Article in Chinese | WPRIM | ID: wpr-819150

ABSTRACT

@#Objective    To investigate the predictive value of recurrent laryngeal nerve lymph nodes (RLN) status for supraclavicular lymph node (SLN) metastasis in esophageal squamous cell carcinoma. Methods    We retrospectively analyzed the clinical data of 83 patients with esophageal squamous cell carcinoma who underwent McKeown three-field lymphadenectomy from January 2017 to April 2018 in our hospital, including 53 males and 30 females with an average age of 64.07±7.05 years. Results    The SLN metastasis rate of the patients was 24.1%. The rate in the thoracic and abdominal metastases positive (N1-3) group and negative (N0) group was 37.8% and 13.0%, respectively, with a statistical difference (P<0.05).
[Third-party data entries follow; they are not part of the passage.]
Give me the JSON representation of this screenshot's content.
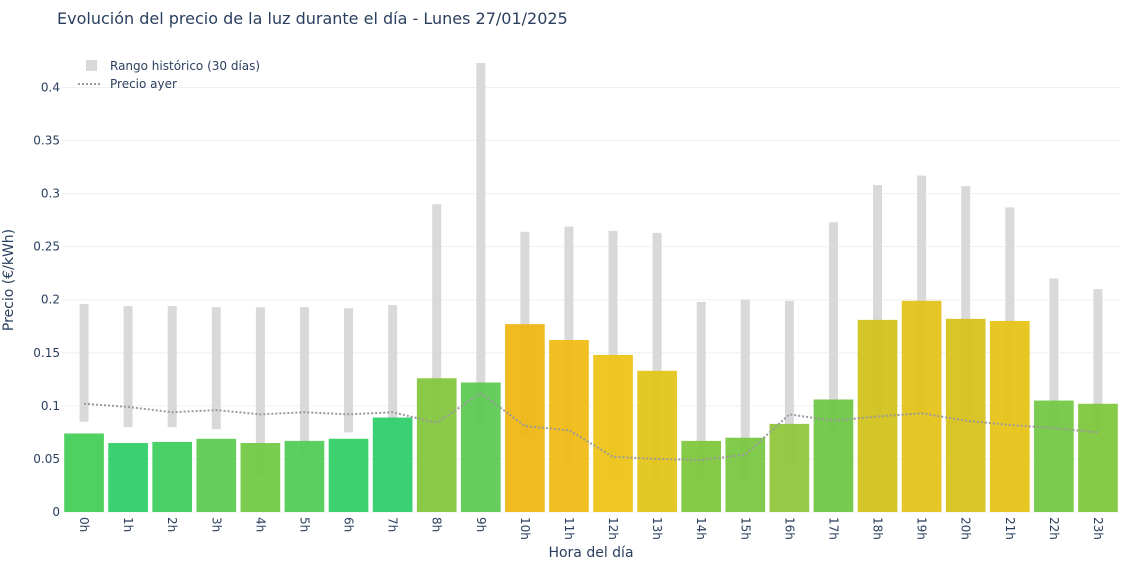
{
  "chart_data": {
    "type": "bar",
    "title": "Evolución del precio de la luz durante el día - Lunes 27/01/2025",
    "xlabel": "Hora del día",
    "ylabel": "Precio (€/kWh)",
    "ylim": [
      0,
      0.44
    ],
    "yticks": [
      "0",
      "0.05",
      "0.1",
      "0.15",
      "0.2",
      "0.25",
      "0.3",
      "0.35",
      "0.4"
    ],
    "ytick_values": [
      0,
      0.05,
      0.1,
      0.15,
      0.2,
      0.25,
      0.3,
      0.35,
      0.4
    ],
    "categories": [
      "0h",
      "1h",
      "2h",
      "3h",
      "4h",
      "5h",
      "6h",
      "7h",
      "8h",
      "9h",
      "10h",
      "11h",
      "12h",
      "13h",
      "14h",
      "15h",
      "16h",
      "17h",
      "18h",
      "19h",
      "20h",
      "21h",
      "22h",
      "23h"
    ],
    "values": [
      0.074,
      0.065,
      0.066,
      0.069,
      0.065,
      0.067,
      0.069,
      0.089,
      0.126,
      0.122,
      0.177,
      0.162,
      0.148,
      0.133,
      0.067,
      0.07,
      0.083,
      0.106,
      0.181,
      0.199,
      0.182,
      0.18,
      0.105,
      0.102
    ],
    "bar_colors": [
      "#46cf5a",
      "#31cf68",
      "#3fcf5f",
      "#5ecb52",
      "#73c945",
      "#52cd57",
      "#34cf66",
      "#2ecf6c",
      "#84c73e",
      "#5dca52",
      "#eeb714",
      "#f0bc16",
      "#eec419",
      "#e2c51a",
      "#7fc83e",
      "#79c841",
      "#90c63b",
      "#6fc747",
      "#d2c21c",
      "#e4c31a",
      "#d8c21c",
      "#e7c419",
      "#73c845",
      "#7fc83e"
    ],
    "range_min": [
      0.085,
      0.08,
      0.08,
      0.078,
      0.035,
      0.055,
      0.075,
      0.082,
      0.083,
      0.083,
      0.07,
      0.04,
      0.03,
      0.03,
      0.03,
      0.03,
      0.045,
      0.075,
      0.09,
      0.092,
      0.085,
      0.083,
      0.08,
      0.075
    ],
    "range_max": [
      0.196,
      0.194,
      0.194,
      0.193,
      0.193,
      0.193,
      0.192,
      0.195,
      0.29,
      0.423,
      0.264,
      0.269,
      0.265,
      0.263,
      0.198,
      0.2,
      0.199,
      0.273,
      0.308,
      0.317,
      0.307,
      0.287,
      0.22,
      0.21
    ],
    "yesterday": [
      0.102,
      0.099,
      0.094,
      0.096,
      0.092,
      0.094,
      0.092,
      0.094,
      0.084,
      0.112,
      0.081,
      0.077,
      0.052,
      0.05,
      0.049,
      0.054,
      0.092,
      0.086,
      0.09,
      0.093,
      0.086,
      0.082,
      0.079,
      0.075
    ],
    "legend": {
      "placement": "top-left",
      "items": [
        "Rango histórico (30 días)",
        "Precio ayer"
      ]
    },
    "grid": true,
    "colors": {
      "range": "#d9d9d9",
      "yesterday": "#9a9a9a",
      "text": "#2a3f5f",
      "grid": "#eef0f4"
    }
  }
}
The rate of SLN metastasis was significantly different between the RLN metastasis positive (RLN+) and negative (RLN–) groups (39.1% vs. 18.3%, P<0.05). One side of RLN metastasis could lead to SLN metastasis on the opposite side. No correlation between the SLN metastasis and age, gender, location, differentiation degree, maximum tumor diameter, T-staging or histologic type was observed (P>0.05). Multivariate analysis showed that lymph node metastasis in chest or abdomen was an independent predictor of SLN metastasis. Conclusion    RLN+ is not the independent predictor for SLN metastasis. SLN should be dissected in N1-3 patients with esophageal squamous cell carcinoma without considering tumor location and T-staging. Bilateral SLN dissection should be recommended even if RLN metastasis is only unilateral.